The Government of Germany has announced its opposition to the ban on the sale of new cars with combustion engines from 2035 proposed by the European Union.
First the European Commission and then the European Parliament supported the measure, as the necessary way to reduce gas emissions that contribute to global warming. The objective is to achieve a 55% reduction in emissions by 2030 if the emissions of 1990 are taken as a reference and, later, to ban the sale of new cars with a thermal engine from 2035.
After these first two ‘steps’, before the final law is promulgated, negotiations must be carried out with the countries involved and this is where the pitfalls arise.
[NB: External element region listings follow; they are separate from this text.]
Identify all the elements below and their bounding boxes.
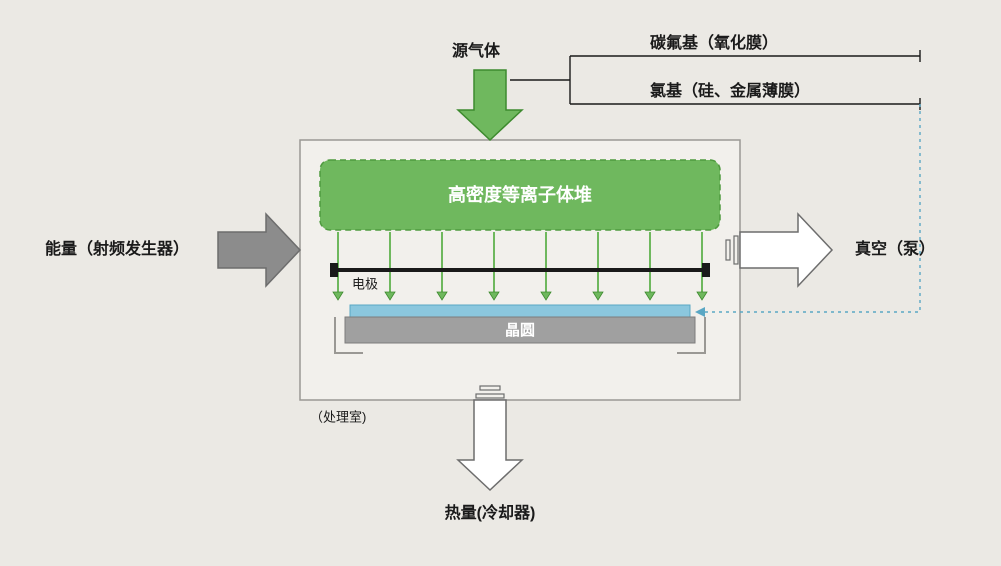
electrode-cap-right: [702, 263, 710, 277]
source-gas-label: 源气体: [452, 41, 501, 60]
vacuum-label: 真空（泵）: [855, 239, 935, 258]
fluorocarbon-label: 碳氟基（氧化膜）: [650, 33, 778, 52]
wafer-label: 晶圆: [505, 322, 535, 339]
wafer-film: [350, 305, 690, 317]
diagram-canvas: 高密度等离子体堆电极晶圆 （处理室) 源气体能量（射频发生器） 真空（泵） 热量(冷却器…: [0, 0, 1001, 566]
chamber-caption: （处理室): [310, 409, 366, 424]
plasma-label: 高密度等离子体堆: [448, 184, 592, 205]
chlorine-label: 氯基（硅、金属薄膜）: [650, 81, 810, 100]
heat-label: 热量(冷却器): [445, 503, 536, 522]
electrode-cap-left: [330, 263, 338, 277]
electrode-label: 电极: [352, 276, 378, 291]
energy-label: 能量（射频发生器）: [45, 239, 189, 258]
The German finance minister, Christian Lidner , assured that the government of his country will not accept these plans. At least not the total ban. The statement by the minister, who belongs to the pro-industrial Free Democrats, is relevant because the party shares a government with the Social Democrats and the Greens.
This announcement was made at an event organized by the BFI , the German industry association. Although the Government will approve the transition to clean energies and Germany is expected to be the leading market for electric vehicles – several German brands have already announced their plans for the total electrification of their ranges and the cessation of thermal production – there will still be market niches for combustion engines.
In any case, the powerful lobby of the German automobile industry maintains that the 2035 goal is unattainable, that there will not be enough public recharging points and that having to rush deadlines will make consumers pay more for their cars. And there are other problems on the horizon: the supply of some of the raw materials needed for electric motors and batteries, and even how to produce electricity. The VDA thinks that a transition period with synthetic fuels as protagonists will be essential.
In Italy there are also plans to protect its supercar industry. The meeting of the ministers of the branch to agree on the measures promises to be moved.
Of course, environmental groups point out that electrification in 2035 will be late and would like to shorten the deadlines.